Perry came out of the pantry and smiled when he saw me. “Are you surprise inspecting private parties now?”
I shook his righteously calloused hand. “I’m just here for Dana’s cooking.”
“Did you hear?” he asked. “She’s the new president of the Friends.”
“Yes, I came early for the tour,” I said. “I think she’ll make a good leader.”
&nbs
p; “Me too.”
“What did you say to Nina a few minutes ago to get her back to her table?”
“I told her we’re making a big announcement at the end of dinner that she won’t want to miss.”
“What’s that?”
He laughed. “You’ll have to find out with everyone else.” He rolled his wrist to look at his watch. “I haven’t seen Mitch.”
“No one has, except the golf staff at the SNOBS club.” I held up my phone. “I’m fixin’ to hit redial for the twenty-seventh time tonight.”

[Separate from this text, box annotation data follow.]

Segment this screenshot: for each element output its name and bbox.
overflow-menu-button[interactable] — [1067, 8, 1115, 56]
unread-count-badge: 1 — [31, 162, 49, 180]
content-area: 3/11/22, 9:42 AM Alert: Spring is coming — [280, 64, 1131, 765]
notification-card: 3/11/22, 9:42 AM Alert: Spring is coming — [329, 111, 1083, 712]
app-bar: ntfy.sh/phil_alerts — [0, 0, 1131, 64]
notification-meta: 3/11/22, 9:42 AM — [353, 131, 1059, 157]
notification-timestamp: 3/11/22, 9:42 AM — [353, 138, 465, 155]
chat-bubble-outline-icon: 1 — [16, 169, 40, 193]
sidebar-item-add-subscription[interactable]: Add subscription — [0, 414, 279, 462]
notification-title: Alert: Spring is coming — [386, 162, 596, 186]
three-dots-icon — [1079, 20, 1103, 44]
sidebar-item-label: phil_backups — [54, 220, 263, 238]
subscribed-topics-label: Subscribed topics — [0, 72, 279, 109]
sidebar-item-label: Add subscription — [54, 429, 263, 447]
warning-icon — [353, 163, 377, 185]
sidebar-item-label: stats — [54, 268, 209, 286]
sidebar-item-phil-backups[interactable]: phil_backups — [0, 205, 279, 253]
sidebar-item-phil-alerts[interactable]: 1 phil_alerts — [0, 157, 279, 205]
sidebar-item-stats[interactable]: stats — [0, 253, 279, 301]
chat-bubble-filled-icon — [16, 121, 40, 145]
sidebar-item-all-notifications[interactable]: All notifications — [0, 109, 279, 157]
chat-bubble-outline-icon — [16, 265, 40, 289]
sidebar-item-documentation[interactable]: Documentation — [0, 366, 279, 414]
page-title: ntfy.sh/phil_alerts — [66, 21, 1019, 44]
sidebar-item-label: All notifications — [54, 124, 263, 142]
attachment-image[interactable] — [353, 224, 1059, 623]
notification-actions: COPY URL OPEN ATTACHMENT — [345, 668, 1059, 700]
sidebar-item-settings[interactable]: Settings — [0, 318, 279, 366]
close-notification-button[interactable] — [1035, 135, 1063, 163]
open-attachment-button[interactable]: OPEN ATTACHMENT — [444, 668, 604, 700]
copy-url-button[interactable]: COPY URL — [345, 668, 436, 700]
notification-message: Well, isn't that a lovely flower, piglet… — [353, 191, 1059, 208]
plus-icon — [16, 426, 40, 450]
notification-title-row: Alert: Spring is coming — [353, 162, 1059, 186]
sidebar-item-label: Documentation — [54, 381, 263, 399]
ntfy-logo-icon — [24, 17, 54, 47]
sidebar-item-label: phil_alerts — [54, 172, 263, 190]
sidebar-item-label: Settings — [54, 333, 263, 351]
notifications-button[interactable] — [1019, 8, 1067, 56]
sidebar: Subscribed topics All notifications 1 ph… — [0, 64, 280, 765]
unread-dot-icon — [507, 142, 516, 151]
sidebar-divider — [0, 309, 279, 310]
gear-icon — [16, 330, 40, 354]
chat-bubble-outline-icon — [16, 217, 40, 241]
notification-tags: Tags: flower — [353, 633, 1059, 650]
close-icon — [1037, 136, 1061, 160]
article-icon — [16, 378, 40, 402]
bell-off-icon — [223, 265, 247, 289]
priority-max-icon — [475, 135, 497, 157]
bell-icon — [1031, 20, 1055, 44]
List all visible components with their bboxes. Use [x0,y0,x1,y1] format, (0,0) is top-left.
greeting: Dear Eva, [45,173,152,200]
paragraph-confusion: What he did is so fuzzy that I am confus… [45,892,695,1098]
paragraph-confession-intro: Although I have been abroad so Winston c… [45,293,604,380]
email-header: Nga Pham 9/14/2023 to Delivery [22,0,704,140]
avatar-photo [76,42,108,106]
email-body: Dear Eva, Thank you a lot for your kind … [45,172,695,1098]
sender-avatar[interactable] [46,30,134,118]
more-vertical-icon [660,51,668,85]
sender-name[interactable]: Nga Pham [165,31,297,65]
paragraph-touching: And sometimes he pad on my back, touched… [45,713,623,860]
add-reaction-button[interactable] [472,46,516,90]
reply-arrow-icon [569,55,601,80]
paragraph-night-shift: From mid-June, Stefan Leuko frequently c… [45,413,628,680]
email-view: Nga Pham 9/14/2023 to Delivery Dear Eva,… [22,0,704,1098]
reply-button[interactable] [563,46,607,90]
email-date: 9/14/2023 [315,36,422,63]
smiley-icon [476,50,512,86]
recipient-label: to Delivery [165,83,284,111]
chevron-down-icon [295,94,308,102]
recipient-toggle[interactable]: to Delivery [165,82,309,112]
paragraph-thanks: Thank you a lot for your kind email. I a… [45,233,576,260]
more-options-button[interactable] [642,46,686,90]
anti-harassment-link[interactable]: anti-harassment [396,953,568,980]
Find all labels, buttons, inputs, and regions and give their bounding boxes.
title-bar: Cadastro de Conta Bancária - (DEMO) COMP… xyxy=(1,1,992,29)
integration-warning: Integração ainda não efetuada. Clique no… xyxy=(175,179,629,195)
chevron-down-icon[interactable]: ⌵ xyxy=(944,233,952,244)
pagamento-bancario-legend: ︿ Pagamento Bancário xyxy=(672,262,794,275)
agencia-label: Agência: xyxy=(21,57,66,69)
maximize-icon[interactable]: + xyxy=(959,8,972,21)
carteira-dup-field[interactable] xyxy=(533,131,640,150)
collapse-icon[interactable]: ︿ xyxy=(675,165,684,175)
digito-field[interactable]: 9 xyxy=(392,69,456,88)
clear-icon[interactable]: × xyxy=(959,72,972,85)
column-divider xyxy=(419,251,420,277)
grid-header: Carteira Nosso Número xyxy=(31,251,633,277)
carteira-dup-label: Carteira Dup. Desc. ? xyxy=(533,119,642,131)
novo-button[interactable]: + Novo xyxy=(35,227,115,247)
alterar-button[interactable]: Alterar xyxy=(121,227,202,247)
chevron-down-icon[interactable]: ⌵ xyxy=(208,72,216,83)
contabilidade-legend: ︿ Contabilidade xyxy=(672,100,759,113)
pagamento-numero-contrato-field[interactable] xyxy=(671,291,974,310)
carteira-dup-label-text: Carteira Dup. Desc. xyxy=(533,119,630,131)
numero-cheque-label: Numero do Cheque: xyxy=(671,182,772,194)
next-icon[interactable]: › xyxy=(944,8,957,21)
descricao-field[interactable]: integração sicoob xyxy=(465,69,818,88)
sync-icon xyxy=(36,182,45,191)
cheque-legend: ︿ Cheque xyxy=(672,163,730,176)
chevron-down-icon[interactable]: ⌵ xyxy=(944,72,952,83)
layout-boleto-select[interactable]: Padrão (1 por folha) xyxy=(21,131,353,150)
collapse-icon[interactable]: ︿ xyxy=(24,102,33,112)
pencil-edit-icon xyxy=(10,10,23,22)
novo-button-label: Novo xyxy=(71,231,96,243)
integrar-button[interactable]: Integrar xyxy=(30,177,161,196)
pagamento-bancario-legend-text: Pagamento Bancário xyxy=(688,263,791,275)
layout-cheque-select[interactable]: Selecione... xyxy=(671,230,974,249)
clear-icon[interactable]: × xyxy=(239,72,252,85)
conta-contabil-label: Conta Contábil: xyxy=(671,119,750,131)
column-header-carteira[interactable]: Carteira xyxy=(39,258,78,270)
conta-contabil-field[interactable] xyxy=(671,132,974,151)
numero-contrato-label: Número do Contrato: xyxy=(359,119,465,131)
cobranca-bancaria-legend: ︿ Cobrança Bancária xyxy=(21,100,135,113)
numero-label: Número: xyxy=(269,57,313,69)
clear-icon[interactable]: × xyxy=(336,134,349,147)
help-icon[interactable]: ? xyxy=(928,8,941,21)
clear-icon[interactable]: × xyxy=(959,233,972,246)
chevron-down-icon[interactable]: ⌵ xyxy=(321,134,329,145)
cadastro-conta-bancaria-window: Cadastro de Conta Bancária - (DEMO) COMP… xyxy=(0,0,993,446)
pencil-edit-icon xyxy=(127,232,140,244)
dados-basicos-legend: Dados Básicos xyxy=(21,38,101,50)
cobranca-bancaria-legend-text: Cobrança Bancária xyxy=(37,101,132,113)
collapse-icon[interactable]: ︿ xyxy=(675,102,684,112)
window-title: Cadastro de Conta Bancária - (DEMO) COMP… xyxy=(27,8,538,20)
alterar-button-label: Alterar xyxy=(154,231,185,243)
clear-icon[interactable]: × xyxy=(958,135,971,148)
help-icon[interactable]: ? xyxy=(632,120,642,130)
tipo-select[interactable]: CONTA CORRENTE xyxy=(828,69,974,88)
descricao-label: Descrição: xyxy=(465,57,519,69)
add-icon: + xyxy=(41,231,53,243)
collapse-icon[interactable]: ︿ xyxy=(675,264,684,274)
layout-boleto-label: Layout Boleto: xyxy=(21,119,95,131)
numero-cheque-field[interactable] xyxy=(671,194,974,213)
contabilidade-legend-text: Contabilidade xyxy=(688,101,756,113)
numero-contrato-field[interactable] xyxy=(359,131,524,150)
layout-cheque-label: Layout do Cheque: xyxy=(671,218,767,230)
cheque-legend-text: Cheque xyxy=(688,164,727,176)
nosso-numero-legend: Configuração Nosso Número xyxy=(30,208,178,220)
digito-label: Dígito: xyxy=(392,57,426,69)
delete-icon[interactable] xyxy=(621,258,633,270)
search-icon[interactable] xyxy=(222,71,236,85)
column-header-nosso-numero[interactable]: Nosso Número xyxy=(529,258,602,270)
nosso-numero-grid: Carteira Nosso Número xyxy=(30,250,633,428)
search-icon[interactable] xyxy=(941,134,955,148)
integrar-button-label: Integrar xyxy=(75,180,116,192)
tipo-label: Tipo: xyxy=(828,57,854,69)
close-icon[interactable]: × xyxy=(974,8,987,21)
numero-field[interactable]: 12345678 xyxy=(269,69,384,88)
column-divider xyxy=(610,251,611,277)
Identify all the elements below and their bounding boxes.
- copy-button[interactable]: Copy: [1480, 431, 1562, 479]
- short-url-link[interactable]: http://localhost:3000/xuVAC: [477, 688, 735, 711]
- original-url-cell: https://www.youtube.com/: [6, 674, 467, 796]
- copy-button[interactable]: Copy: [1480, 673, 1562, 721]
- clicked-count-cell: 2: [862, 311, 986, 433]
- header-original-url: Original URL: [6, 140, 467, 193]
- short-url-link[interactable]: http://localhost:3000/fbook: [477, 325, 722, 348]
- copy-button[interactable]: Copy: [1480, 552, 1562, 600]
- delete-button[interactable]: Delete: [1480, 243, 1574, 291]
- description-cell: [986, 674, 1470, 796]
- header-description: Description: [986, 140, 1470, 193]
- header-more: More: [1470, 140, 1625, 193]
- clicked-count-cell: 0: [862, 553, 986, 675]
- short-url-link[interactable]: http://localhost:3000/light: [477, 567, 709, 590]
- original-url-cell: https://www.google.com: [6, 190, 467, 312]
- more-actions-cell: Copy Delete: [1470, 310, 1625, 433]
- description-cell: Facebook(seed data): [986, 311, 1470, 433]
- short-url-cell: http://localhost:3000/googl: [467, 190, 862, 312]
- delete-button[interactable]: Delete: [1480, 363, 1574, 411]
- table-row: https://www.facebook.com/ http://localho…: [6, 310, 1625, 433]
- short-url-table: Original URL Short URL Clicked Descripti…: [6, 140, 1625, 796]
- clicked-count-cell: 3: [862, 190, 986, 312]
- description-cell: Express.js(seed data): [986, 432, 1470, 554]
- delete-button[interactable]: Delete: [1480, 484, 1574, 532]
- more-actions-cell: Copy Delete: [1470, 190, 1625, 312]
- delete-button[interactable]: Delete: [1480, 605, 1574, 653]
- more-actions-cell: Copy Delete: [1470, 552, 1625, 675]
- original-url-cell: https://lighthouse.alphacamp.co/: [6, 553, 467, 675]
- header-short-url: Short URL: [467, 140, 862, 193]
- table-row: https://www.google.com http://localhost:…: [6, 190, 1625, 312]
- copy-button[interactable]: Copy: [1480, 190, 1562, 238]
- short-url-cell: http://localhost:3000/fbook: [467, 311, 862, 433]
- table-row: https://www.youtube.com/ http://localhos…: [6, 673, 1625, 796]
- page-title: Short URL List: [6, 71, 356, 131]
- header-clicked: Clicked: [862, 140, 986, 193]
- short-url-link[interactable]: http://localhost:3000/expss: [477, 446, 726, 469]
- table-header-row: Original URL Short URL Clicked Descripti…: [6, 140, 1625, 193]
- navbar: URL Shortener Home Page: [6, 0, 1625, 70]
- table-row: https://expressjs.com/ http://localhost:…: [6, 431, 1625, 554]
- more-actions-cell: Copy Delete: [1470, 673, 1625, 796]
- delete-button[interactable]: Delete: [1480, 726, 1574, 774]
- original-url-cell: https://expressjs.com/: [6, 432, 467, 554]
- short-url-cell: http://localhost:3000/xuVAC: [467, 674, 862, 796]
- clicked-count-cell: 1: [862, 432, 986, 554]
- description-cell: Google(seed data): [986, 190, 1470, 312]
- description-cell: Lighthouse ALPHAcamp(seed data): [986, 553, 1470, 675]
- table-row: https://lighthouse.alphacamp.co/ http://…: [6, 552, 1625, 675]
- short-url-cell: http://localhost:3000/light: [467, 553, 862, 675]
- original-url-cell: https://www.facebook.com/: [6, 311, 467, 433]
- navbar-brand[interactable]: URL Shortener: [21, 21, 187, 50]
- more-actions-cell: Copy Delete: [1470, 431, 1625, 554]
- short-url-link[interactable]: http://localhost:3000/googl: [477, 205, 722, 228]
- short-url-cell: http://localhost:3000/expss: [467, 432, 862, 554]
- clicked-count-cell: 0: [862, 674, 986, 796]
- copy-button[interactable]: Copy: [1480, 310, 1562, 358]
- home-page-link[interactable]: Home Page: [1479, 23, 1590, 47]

“I’ll leave you to it while I check on the vittles,” Perry said. He has a master’s degree in horticulture, so the simple farmer talk is just for show.
Mitch answered on the fifth ring. “Hi, honey.”
“You were supposed to be here an hour ago,” I said.
“I’ll be there soon.”
“Do we have a family crest? Because that should be our motto.”
“Save me a glass of wine,” he said. “Without the H.”
“I’m not whining, Daddy. I—”
“We’re almost finished,” he said, then hung up.
Aside from Mitch, we were still missing three other dinner companions. I scrolled through my contacts until I got to Ursula’s name at the bottom of the list, then thought better of calling her. As a professional chef, she’s more precisely aware of timing than the guy who sets Greenwich Mean Time, and she knew exactly when the dinner started. Plus, I don’t much like her. The main reason I quit my family’s restaurant is because Mitch had forced me to share chef duties with her. After seven months of her grouchiness, unpredictability, and tantrums, I had to decide between permanently maiming her or disappointing my father. The decision was harder than it should have been.
It would be pointless to call Trevor because he’s always set to Ursula Mean Time. And I knew that Drew would arrive as soon as he could.
I closed my phone and peeked into the storage pantry. Except for the shelves stocked with natural soil enhancers, small garden implements, and other supplies, it was empty. Whoever Perry argued with must have slipped out while my back was turned.